The purpose of consultation is to permit the parties, in the form of a joint problem-solving exercise, to strive for consensus if that is possible. The matters on which consultation is necessary are listed in s189(2). This section requires the parties attempt to reach consensus on, amongst other things, appropriate measures to avoid dismissals. In order for this to be effective, the consultation process must commence as soon as a reduction of the workforce, through retrenchments or redundancies, is contemplated by the employer so that possible alternatives can be explored.
The more urgent the need by the business to respond to the factors giving rise to any contemplated termination of employment, the more truncated the consultation process might be. Urgency may not, however, be induced by the failure to commence the consultation process as soon as a reduction of the workforce was likely. On the other hand the parties who are entitled to be consulted must meet, as soon, and as frequently as, may be reasonably practicable during the consultation process.
Selection criteria that are generally accepted to be fair include length of service, skills and qualifications. Generally, the test for fair and objective criteria will be satisfied by the use of the “last in first out” (LIFO) principle. There may be instances where the LIFO principle or other criteria needs to be adapted.
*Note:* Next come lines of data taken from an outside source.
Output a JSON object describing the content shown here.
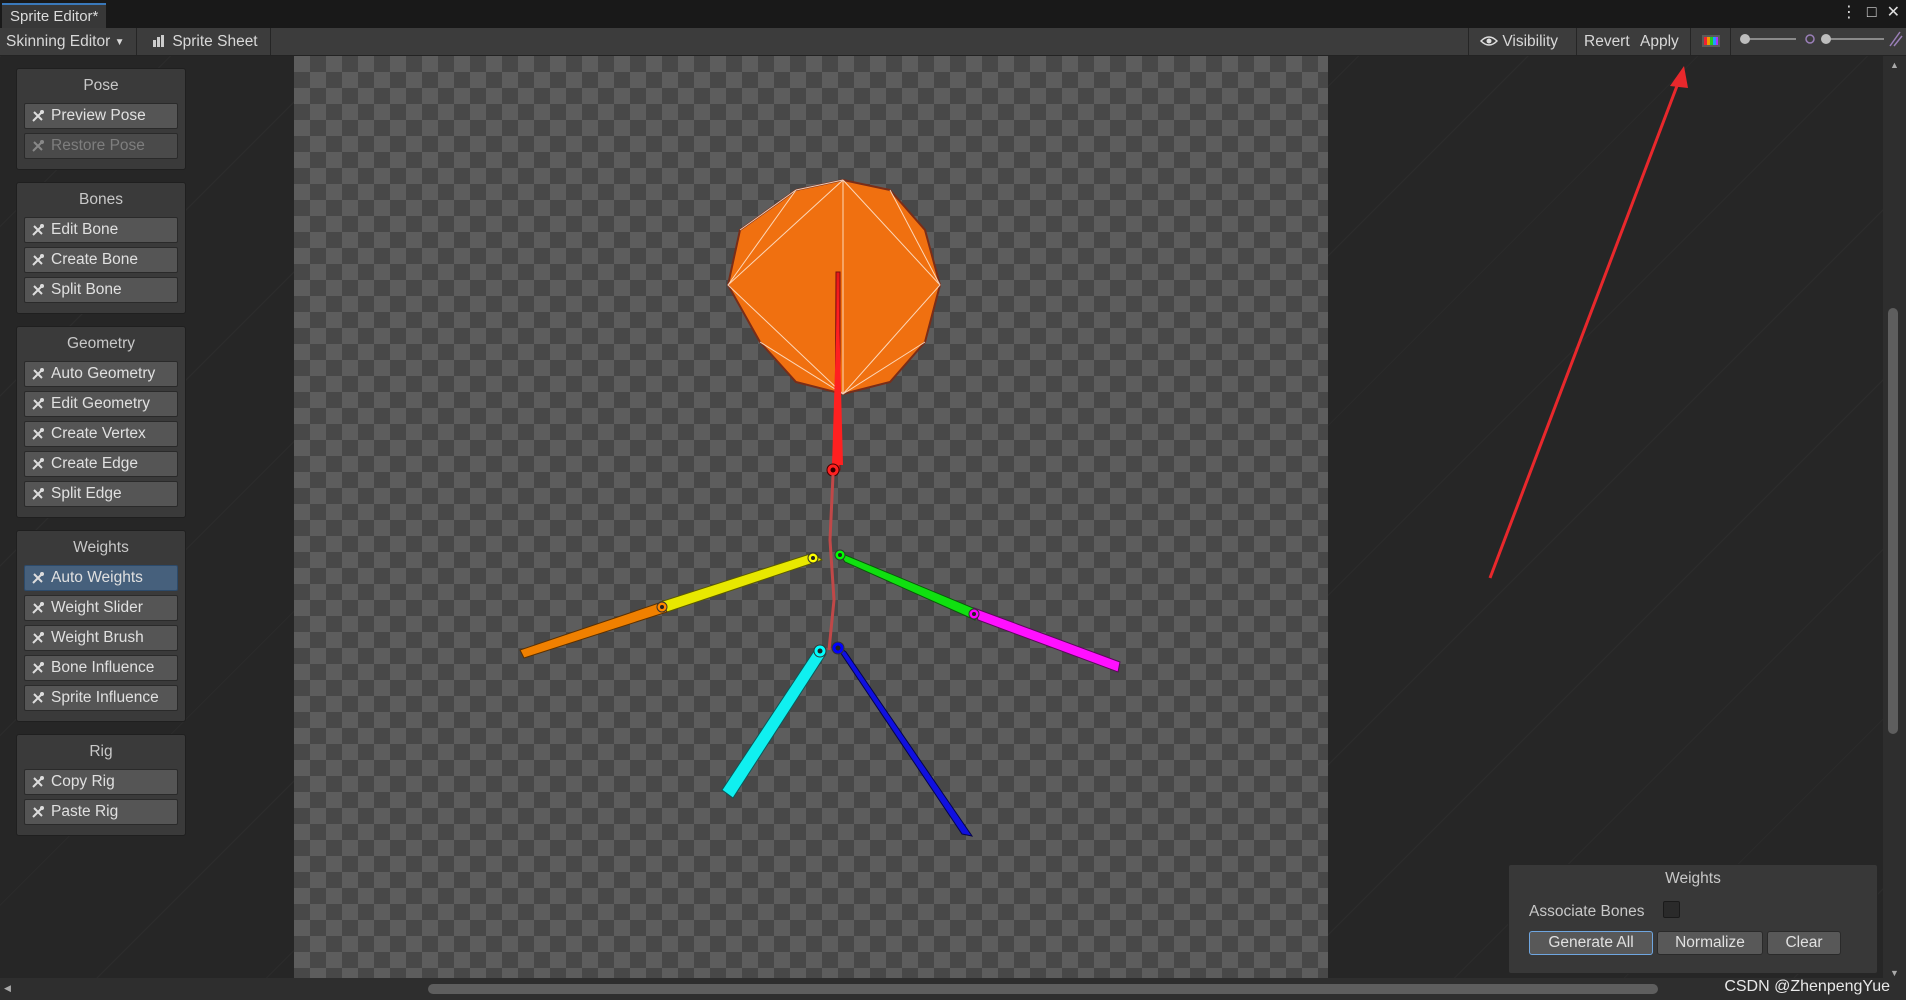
{
  "window": {
    "tab_title": "Sprite Editor*",
    "controls": {
      "menu": "⋮",
      "maximize": "□",
      "close": "✕"
    }
  },
  "toolbar": {
    "mode_label": "Skinning Editor",
    "sprite_sheet_label": "Sprite Sheet",
    "visibility_label": "Visibility",
    "revert_label": "Revert",
    "apply_label": "Apply"
  },
  "panels": [
    {
      "title": "Pose",
      "buttons": [
        {
          "label": "Preview Pose",
          "state": "normal",
          "icon": "pose-icon"
        },
        {
          "label": "Restore Pose",
          "state": "disabled",
          "icon": "restore-pose-icon"
        }
      ]
    },
    {
      "title": "Bones",
      "buttons": [
        {
          "label": "Edit Bone",
          "state": "normal",
          "icon": "edit-bone-icon"
        },
        {
          "label": "Create Bone",
          "state": "normal",
          "icon": "create-bone-icon"
        },
        {
          "label": "Split Bone",
          "state": "normal",
          "icon": "split-bone-icon"
        }
      ]
    },
    {
      "title": "Geometry",
      "buttons": [
        {
          "label": "Auto Geometry",
          "state": "normal",
          "icon": "auto-geometry-icon"
        },
        {
          "label": "Edit Geometry",
          "state": "normal",
          "icon": "edit-geometry-icon"
        },
        {
          "label": "Create Vertex",
          "state": "normal",
          "icon": "create-vertex-icon"
        },
        {
          "label": "Create Edge",
          "state": "normal",
          "icon": "create-edge-icon"
        },
        {
          "label": "Split Edge",
          "state": "normal",
          "icon": "split-edge-icon"
        }
      ]
    },
    {
      "title": "Weights",
      "buttons": [
        {
          "label": "Auto Weights",
          "state": "active",
          "icon": "auto-weights-icon"
        },
        {
          "label": "Weight Slider",
          "state": "normal",
          "icon": "weight-slider-icon"
        },
        {
          "label": "Weight Brush",
          "state": "normal",
          "icon": "weight-brush-icon"
        },
        {
          "label": "Bone Influence",
          "state": "normal",
          "icon": "bone-influence-icon"
        },
        {
          "label": "Sprite Influence",
          "state": "normal",
          "icon": "sprite-influence-icon"
        }
      ]
    },
    {
      "title": "Rig",
      "buttons": [
        {
          "label": "Copy Rig",
          "state": "normal",
          "icon": "copy-rig-icon"
        },
        {
          "label": "Paste Rig",
          "state": "normal",
          "icon": "paste-rig-icon"
        }
      ]
    }
  ],
  "weights_panel": {
    "title": "Weights",
    "associate_bones_label": "Associate Bones",
    "associate_bones_checked": false,
    "generate_all_label": "Generate All",
    "normalize_label": "Normalize",
    "clear_label": "Clear"
  },
  "colors": {
    "head": "#f07010",
    "bones": [
      "#ff1010",
      "#ffff00",
      "#ff8800",
      "#00ff00",
      "#ff00ff",
      "#00ffff",
      "#0000ff"
    ],
    "annotation_arrow": "#e8282c",
    "accent": "#3a79bb"
  },
  "watermark": "CSDN @ZhenpengYue"
}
If an employee either accepted or unreasonably refused to accept an offer of alternative employment, the employees statutory right to severance pay is forfeited. Reasonableness is determined by a consideration of the reasonableness of the offer of alternative employment and the reasonableness of the employee’s refusal. In the first case, objective factors such as remuneration, status and job security are relevant. In the second case, the employee’s personal circumstances play a greater role.
UIF – Department of Labour
Employees can apply for benefits at their nearest Department of Labour if they are an employed contributor to the Unemployment Insurance Fund (UIF) and have been terminated based on Incapacity for any of these reasons.